Assume that I have the following table CQL (well a fragment of the table):
CREATE TABLE order (
order_id UUID PRIMARY KEY,
placed timestamp,
status text,
)
Now if status could be one of PLACED, SHIPPED, or DELIVERED as an enum, I want to find all of the orders that are in PLACED status to process them. Given there are millions of orders and all orders are ultimately ending up in DELIVERED status a materialized view doesn't feel like the right solution to the problem. I am wondering what ideas there are to solve the problem of this low cardinality index without passing through the whole data set. Ideas?
I would recommend a table like
CREATE TABLE order_by_status (
order_id UUID,
placed timestamp,
status text,
PRIMARY KEY ((status), order_id)
)
Then you can iterate through the query to SELECT * FROM order_by_status WHERE status = 'PLACED';
. Millions shouldnt be too much of an issue but it would be good to prevent it from getting too large by partitioning by some date window.

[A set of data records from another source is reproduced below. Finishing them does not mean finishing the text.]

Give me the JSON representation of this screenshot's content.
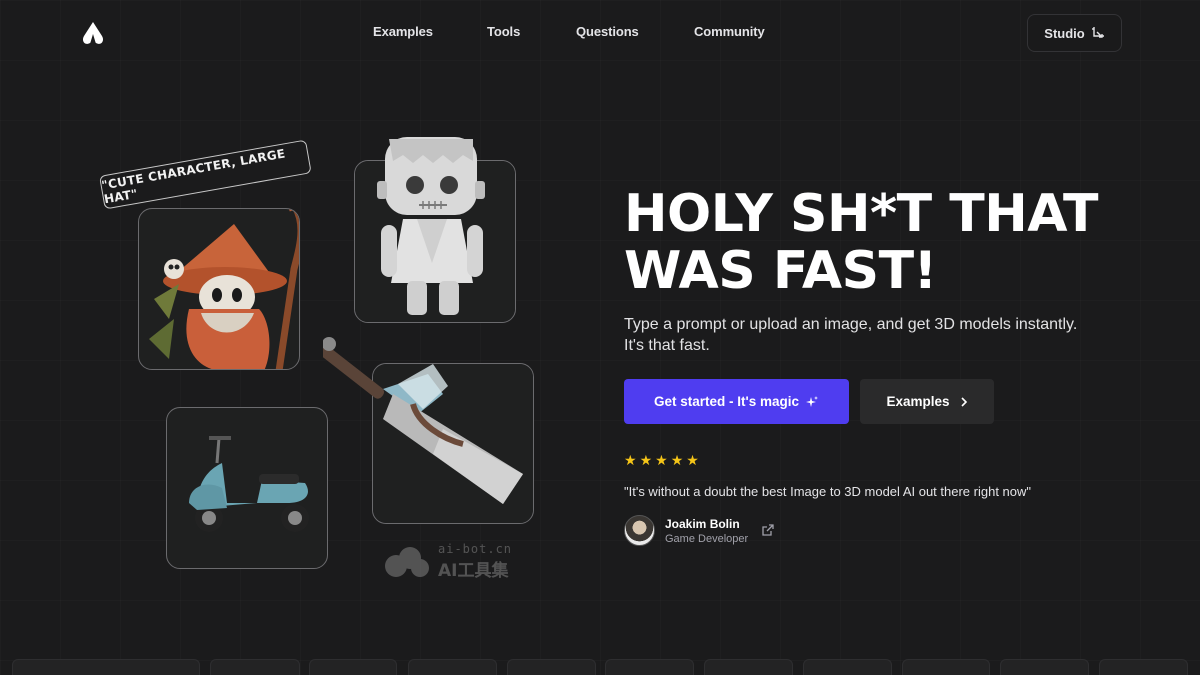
{
  "nav": {
    "links": [
      "Examples",
      "Tools",
      "Questions",
      "Community"
    ],
    "studio_label": "Studio"
  },
  "showcase": {
    "tag_text": "\"CUTE CHARACTER, LARGE HAT\""
  },
  "hero": {
    "title_line1": "HOLY SH*T THAT",
    "title_line2": "WAS FAST!",
    "subtitle_line1": "Type a prompt or upload an image, and get 3D models instantly.",
    "subtitle_line2": "It's that fast.",
    "primary_button": "Get started - It's magic",
    "secondary_button": "Examples"
  },
  "testimonial": {
    "rating": 5,
    "quote": "\"It's without a doubt the best Image to 3D model AI out there right now\"",
    "author_name": "Joakim Bolin",
    "author_role": "Game Developer"
  },
  "watermark": {
    "line1": "ai-bot.cn",
    "line2": "AI工具集"
  },
  "colors": {
    "background": "#1b1b1c",
    "accent": "#4f3df0",
    "star": "#f5c518"
  }
}
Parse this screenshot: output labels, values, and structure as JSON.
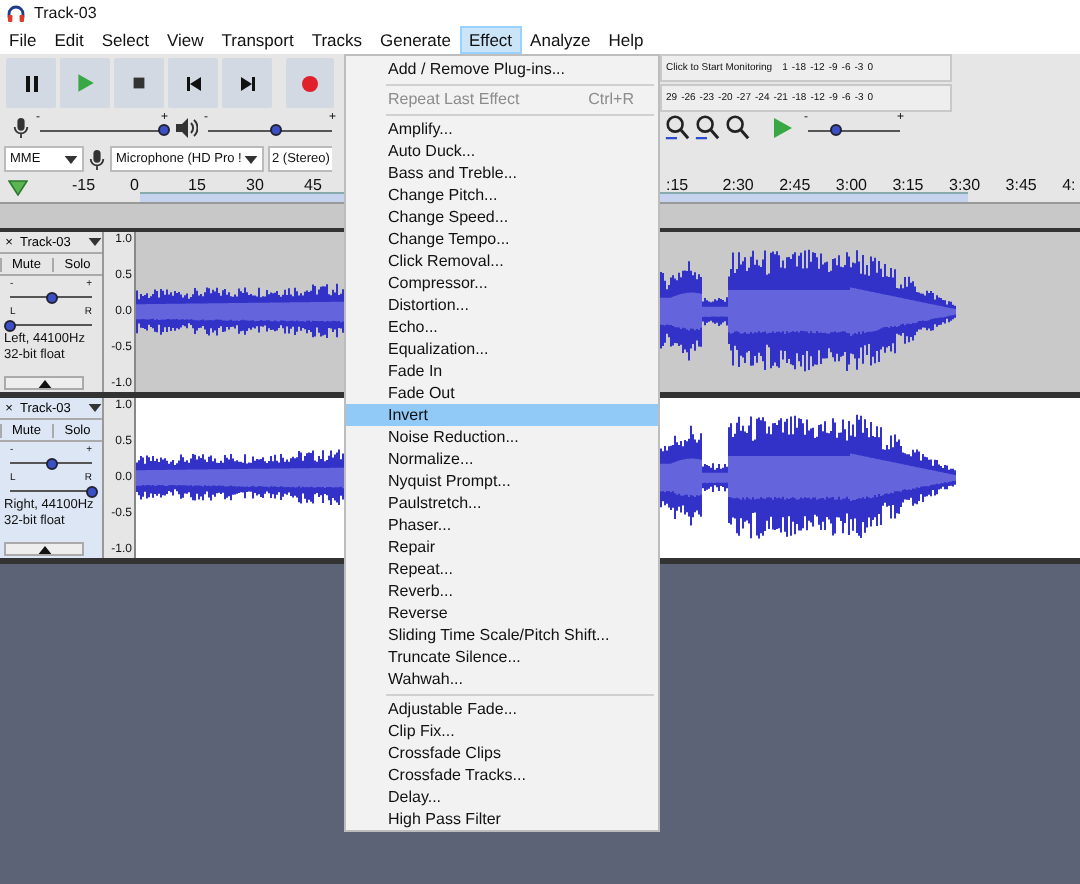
{
  "window": {
    "title": "Track-03"
  },
  "menubar": [
    {
      "label": "File",
      "selected": false
    },
    {
      "label": "Edit",
      "selected": false
    },
    {
      "label": "Select",
      "selected": false
    },
    {
      "label": "View",
      "selected": false
    },
    {
      "label": "Transport",
      "selected": false
    },
    {
      "label": "Tracks",
      "selected": false
    },
    {
      "label": "Generate",
      "selected": false
    },
    {
      "label": "Effect",
      "selected": true
    },
    {
      "label": "Analyze",
      "selected": false
    },
    {
      "label": "Help",
      "selected": false
    }
  ],
  "meters": {
    "record_label": "Click to Start Monitoring",
    "record_scale": [
      "1",
      "-18",
      "-12",
      "-9",
      "-6",
      "-3",
      "0"
    ],
    "playback_scale": [
      "29",
      "-26",
      "-23",
      "-20",
      "-27",
      "-24",
      "-21",
      "-18",
      "-12",
      "-9",
      "-6",
      "-3",
      "0"
    ]
  },
  "mixer": {
    "record_volume": {
      "min": "-",
      "max": "+",
      "level": 1.0
    },
    "playback_volume": {
      "min": "-",
      "max": "+",
      "level": 0.55
    }
  },
  "play_at_speed": {
    "min": "-",
    "max": "+",
    "level": 0.3
  },
  "device": {
    "host": "MME",
    "input": "Microphone (HD Pro !",
    "channels": "2 (Stereo)"
  },
  "ruler": {
    "left_labels": [
      "-15",
      "0",
      "15",
      "30",
      "45"
    ],
    "right_labels": [
      ":15",
      "2:30",
      "2:45",
      "3:00",
      "3:15",
      "3:30",
      "3:45",
      "4:"
    ]
  },
  "tracks": [
    {
      "close": "×",
      "name": "Track-03",
      "mute": "Mute",
      "solo": "Solo",
      "selected": false,
      "gain": {
        "min": "-",
        "max": "+",
        "level": 0.5
      },
      "pan": {
        "left": "L",
        "right": "R",
        "level": 0.0
      },
      "info": "Left, 44100Hz",
      "format": "32-bit float",
      "scale": [
        "1.0",
        "0.5",
        "0.0",
        "-0.5",
        "-1.0"
      ]
    },
    {
      "close": "×",
      "name": "Track-03",
      "mute": "Mute",
      "solo": "Solo",
      "selected": true,
      "gain": {
        "min": "-",
        "max": "+",
        "level": 0.5
      },
      "pan": {
        "left": "L",
        "right": "R",
        "level": 1.0
      },
      "info": "Right, 44100Hz",
      "format": "32-bit float",
      "scale": [
        "1.0",
        "0.5",
        "0.0",
        "-0.5",
        "-1.0"
      ]
    }
  ],
  "menu": {
    "groups": [
      [
        {
          "label": "Add / Remove Plug-ins...",
          "disabled": false,
          "selected": false
        }
      ],
      [
        {
          "label": "Repeat Last Effect",
          "shortcut": "Ctrl+R",
          "disabled": true,
          "selected": false
        }
      ],
      [
        {
          "label": "Amplify...",
          "disabled": false,
          "selected": false
        },
        {
          "label": "Auto Duck...",
          "disabled": false,
          "selected": false
        },
        {
          "label": "Bass and Treble...",
          "disabled": false,
          "selected": false
        },
        {
          "label": "Change Pitch...",
          "disabled": false,
          "selected": false
        },
        {
          "label": "Change Speed...",
          "disabled": false,
          "selected": false
        },
        {
          "label": "Change Tempo...",
          "disabled": false,
          "selected": false
        },
        {
          "label": "Click Removal...",
          "disabled": false,
          "selected": false
        },
        {
          "label": "Compressor...",
          "disabled": false,
          "selected": false
        },
        {
          "label": "Distortion...",
          "disabled": false,
          "selected": false
        },
        {
          "label": "Echo...",
          "disabled": false,
          "selected": false
        },
        {
          "label": "Equalization...",
          "disabled": false,
          "selected": false
        },
        {
          "label": "Fade In",
          "disabled": false,
          "selected": false
        },
        {
          "label": "Fade Out",
          "disabled": false,
          "selected": false
        },
        {
          "label": "Invert",
          "disabled": false,
          "selected": true
        },
        {
          "label": "Noise Reduction...",
          "disabled": false,
          "selected": false
        },
        {
          "label": "Normalize...",
          "disabled": false,
          "selected": false
        },
        {
          "label": "Nyquist Prompt...",
          "disabled": false,
          "selected": false
        },
        {
          "label": "Paulstretch...",
          "disabled": false,
          "selected": false
        },
        {
          "label": "Phaser...",
          "disabled": false,
          "selected": false
        },
        {
          "label": "Repair",
          "disabled": false,
          "selected": false
        },
        {
          "label": "Repeat...",
          "disabled": false,
          "selected": false
        },
        {
          "label": "Reverb...",
          "disabled": false,
          "selected": false
        },
        {
          "label": "Reverse",
          "disabled": false,
          "selected": false
        },
        {
          "label": "Sliding Time Scale/Pitch Shift...",
          "disabled": false,
          "selected": false
        },
        {
          "label": "Truncate Silence...",
          "disabled": false,
          "selected": false
        },
        {
          "label": "Wahwah...",
          "disabled": false,
          "selected": false
        }
      ],
      [
        {
          "label": "Adjustable Fade...",
          "disabled": false,
          "selected": false
        },
        {
          "label": "Clip Fix...",
          "disabled": false,
          "selected": false
        },
        {
          "label": "Crossfade Clips",
          "disabled": false,
          "selected": false
        },
        {
          "label": "Crossfade Tracks...",
          "disabled": false,
          "selected": false
        },
        {
          "label": "Delay...",
          "disabled": false,
          "selected": false
        },
        {
          "label": "High Pass Filter",
          "disabled": false,
          "selected": false
        }
      ]
    ]
  }
}
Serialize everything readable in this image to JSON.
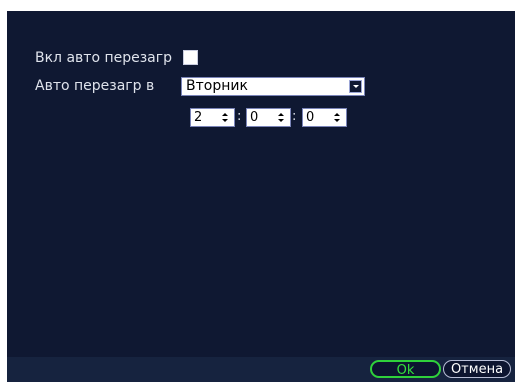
{
  "settings": {
    "auto_reboot_label": "Вкл авто перезагр",
    "auto_reboot_checked": true,
    "reboot_at_label": "Авто перезагр в",
    "day_value": "Вторник",
    "time": {
      "hour": "2",
      "minute": "0",
      "second": "0",
      "separator": ":"
    }
  },
  "footer": {
    "ok_label": "Ok",
    "cancel_label": "Отмена"
  },
  "colors": {
    "panel": "#0f1832",
    "ok_accent": "#33e03b",
    "text": "#dfe3ec"
  }
}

CREATE TABLE order_by_status (
order_id UUID,
placed timestamp,
bucket text,
status text,
PRIMARY KEY ((status, bucket), order_id)
)
Where bucket is a string generated from timestamp like 2017-10
from the YYYY-MM. You might wanna stay away from MV's for a little bit yet, it has some bugs in current version. I would also recommend against secondary indexes for this model, using a 2nd table and issuing inserts to both is going to be your best solution.